First, you may be able to refinance with a lower mortgage interest rate. If rates now are lower than they were when you bought your home, it’s worth talking to your mortgage adviser to see what your interest rate could be. Getting a lower interest rate means lowering the interest portion of your monthly payment – and big interest savings over the remaining mortgage term.
Second, you could refinance to get rid of mortgage your insurance (low equity premium) – a monthly fee you pay to protect your lender in the event that you default on the loan. Mortgage insurance is usually only required when you pay less than a 20% deposit. You could save hundreds of dollars a month by refinancing to stop paying monthly mortgage insurance.
Third, you can get a lower payment by changing your mortgage term. Lengthening your term stretches out your payments over more years, which makes each payment smaller.

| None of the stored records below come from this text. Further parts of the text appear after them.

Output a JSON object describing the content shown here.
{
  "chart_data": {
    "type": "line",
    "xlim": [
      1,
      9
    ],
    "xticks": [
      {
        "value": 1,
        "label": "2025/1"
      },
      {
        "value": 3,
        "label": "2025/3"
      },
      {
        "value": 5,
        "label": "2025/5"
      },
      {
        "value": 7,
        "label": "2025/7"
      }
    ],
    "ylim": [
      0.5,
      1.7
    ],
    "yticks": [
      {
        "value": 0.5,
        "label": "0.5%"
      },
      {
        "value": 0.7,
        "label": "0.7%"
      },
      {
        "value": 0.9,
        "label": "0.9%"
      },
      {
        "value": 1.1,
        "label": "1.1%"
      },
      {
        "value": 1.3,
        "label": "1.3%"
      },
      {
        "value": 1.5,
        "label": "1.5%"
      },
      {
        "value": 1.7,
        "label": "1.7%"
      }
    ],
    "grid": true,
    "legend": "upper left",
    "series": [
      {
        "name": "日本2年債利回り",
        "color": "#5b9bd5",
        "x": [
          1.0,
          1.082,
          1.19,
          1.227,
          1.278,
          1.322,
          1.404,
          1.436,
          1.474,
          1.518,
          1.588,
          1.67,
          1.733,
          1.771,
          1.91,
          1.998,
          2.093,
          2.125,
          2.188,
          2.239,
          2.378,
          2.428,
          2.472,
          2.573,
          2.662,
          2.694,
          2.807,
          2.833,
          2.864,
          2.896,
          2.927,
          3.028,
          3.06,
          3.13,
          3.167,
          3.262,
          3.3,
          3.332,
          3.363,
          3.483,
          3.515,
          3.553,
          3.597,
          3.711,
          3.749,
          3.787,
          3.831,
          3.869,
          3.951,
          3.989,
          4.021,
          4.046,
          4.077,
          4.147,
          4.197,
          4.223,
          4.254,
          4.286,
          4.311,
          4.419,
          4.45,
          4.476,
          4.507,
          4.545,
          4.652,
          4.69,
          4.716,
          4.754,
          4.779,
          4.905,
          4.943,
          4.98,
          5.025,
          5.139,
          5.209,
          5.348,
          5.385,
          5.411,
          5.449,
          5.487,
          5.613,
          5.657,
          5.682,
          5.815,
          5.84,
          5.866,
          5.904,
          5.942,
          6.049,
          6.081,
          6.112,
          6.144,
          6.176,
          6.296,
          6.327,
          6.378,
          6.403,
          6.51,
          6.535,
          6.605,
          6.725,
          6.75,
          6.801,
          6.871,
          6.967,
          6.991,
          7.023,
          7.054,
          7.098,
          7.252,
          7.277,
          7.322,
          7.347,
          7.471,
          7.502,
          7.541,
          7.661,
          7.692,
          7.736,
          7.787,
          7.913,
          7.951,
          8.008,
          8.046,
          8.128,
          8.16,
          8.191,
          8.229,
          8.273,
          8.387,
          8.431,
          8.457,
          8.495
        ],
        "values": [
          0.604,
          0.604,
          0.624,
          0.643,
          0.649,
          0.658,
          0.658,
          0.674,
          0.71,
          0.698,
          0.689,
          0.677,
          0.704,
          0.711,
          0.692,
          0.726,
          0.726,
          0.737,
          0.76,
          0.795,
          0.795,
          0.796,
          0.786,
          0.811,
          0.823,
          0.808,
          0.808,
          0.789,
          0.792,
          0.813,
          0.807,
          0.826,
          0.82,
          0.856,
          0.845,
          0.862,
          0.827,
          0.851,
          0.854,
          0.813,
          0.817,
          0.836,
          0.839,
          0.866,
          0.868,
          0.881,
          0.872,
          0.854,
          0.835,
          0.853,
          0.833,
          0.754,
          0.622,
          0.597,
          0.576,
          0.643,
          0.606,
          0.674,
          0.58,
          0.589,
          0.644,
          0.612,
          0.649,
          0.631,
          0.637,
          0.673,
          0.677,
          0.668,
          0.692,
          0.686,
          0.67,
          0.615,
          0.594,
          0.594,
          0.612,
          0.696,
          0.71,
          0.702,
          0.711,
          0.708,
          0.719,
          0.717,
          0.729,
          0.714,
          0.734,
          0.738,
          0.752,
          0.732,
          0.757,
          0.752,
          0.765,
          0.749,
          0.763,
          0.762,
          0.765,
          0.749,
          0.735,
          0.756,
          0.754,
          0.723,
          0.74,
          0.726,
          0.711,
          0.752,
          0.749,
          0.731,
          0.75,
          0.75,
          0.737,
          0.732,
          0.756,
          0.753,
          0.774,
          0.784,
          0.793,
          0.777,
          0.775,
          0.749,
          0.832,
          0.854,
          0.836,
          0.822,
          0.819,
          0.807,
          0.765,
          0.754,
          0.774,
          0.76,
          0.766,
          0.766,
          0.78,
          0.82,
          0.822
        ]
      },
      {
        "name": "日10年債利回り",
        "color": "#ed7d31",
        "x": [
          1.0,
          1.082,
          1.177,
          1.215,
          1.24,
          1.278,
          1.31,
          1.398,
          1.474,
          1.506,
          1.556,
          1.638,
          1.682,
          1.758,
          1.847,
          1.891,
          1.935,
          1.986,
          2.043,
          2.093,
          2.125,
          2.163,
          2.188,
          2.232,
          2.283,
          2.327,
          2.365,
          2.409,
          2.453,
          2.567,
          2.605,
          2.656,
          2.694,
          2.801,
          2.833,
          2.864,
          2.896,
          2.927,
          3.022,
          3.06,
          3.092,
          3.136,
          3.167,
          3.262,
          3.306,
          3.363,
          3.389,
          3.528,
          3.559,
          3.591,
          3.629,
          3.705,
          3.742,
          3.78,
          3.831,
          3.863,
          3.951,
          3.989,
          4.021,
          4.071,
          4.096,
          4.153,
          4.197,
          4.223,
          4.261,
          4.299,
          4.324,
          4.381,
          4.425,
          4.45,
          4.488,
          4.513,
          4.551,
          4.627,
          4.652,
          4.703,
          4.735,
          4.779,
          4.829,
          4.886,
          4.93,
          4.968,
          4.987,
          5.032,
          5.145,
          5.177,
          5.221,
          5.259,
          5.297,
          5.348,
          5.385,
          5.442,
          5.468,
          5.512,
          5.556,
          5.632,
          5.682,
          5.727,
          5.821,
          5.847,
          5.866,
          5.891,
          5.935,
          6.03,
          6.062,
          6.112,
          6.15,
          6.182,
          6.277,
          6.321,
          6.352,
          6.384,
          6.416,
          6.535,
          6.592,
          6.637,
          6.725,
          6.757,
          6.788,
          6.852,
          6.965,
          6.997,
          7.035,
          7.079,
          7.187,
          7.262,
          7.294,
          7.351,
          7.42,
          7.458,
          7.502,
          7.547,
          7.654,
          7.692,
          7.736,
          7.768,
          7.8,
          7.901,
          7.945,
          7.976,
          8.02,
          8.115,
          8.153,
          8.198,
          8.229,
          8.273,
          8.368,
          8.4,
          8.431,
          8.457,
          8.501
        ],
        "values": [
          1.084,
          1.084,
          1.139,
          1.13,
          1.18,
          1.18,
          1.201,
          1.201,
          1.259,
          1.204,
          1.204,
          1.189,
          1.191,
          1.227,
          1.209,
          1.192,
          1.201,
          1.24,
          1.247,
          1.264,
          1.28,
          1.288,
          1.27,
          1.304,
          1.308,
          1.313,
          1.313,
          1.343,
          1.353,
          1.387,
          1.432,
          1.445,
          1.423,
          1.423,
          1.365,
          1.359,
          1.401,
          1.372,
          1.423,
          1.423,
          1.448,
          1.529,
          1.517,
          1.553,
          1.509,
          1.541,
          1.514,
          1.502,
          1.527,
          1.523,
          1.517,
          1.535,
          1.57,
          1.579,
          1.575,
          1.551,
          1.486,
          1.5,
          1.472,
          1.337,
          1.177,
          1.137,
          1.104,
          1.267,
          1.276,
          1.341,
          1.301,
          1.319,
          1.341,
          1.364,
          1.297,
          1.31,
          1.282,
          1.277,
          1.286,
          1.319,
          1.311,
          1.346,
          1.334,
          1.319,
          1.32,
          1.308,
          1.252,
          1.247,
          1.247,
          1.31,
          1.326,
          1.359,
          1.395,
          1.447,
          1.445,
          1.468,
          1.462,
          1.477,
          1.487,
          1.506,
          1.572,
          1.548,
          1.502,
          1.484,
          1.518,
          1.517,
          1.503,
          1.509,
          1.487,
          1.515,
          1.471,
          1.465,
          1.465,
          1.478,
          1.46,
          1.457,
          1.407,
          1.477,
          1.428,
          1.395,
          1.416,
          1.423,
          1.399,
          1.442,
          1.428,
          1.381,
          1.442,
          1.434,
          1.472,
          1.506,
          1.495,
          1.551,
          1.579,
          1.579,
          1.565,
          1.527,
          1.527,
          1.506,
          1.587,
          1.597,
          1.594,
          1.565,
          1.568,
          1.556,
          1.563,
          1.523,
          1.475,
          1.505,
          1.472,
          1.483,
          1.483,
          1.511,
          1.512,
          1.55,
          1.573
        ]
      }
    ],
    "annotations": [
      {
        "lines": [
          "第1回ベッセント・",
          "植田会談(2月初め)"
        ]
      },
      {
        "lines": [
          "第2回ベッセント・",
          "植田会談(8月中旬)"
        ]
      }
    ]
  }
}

There may be other ways you can get a lower payment, so it’s always worth checking with your mortgage adviser to see how they can help you get a payment that fits your current budget.
Take Cash Out
Refinancing your mortgage is a great way to use the equity you have in your home. With a cash-out refinance, you refinance for a higher loan amount than what you owe and pocket the difference. Any proceeds you receive are tax-free.
Many homeowners use cash from their home to pay off high-interest credit card debt and personal loans. You can also take cash out to finance home improvements, education or whatever you need. Since mortgage interest rates are typically lower than interest rates on other debts, a cash-out refinance can be a great way to consolidate or pay off debt.
You may be able to take cash from your home if you’ve been paying on the loan long enough to build equity. Additionally, you may be able to do a cash-out refinance if your property value has increased; a higher value on your home means your lender can give you more money to finance it.
Shorten Your Mortgage Term
Shortening your mortgage term is a great way to save money on interest. Often, shortening your term means you’ll receive a better interest rate. A better interest rate and fewer years of payments mean big interest savings in the long run.
So how does this work? Let’s look at an example. Say your loan amount is $300,000. If you got a 30-year loan with a 5% interest rate, you would pay approximately $279,767 in interest over the life of the loan. However, if you cut your term in half, you would pay about $127,029 in interest over the life of the loan. That’s a difference of $152,738 – and it doesn’t even account for the fact that the shorter term may provide you with a lower interest rate (and more savings).
An important thing to know about shortening your term is that it may increase your monthly mortgage payment. However, less of your payment will go toward interest, and more of it will go toward paying down your loan balance. This allows you to build equity and pay off your home faster.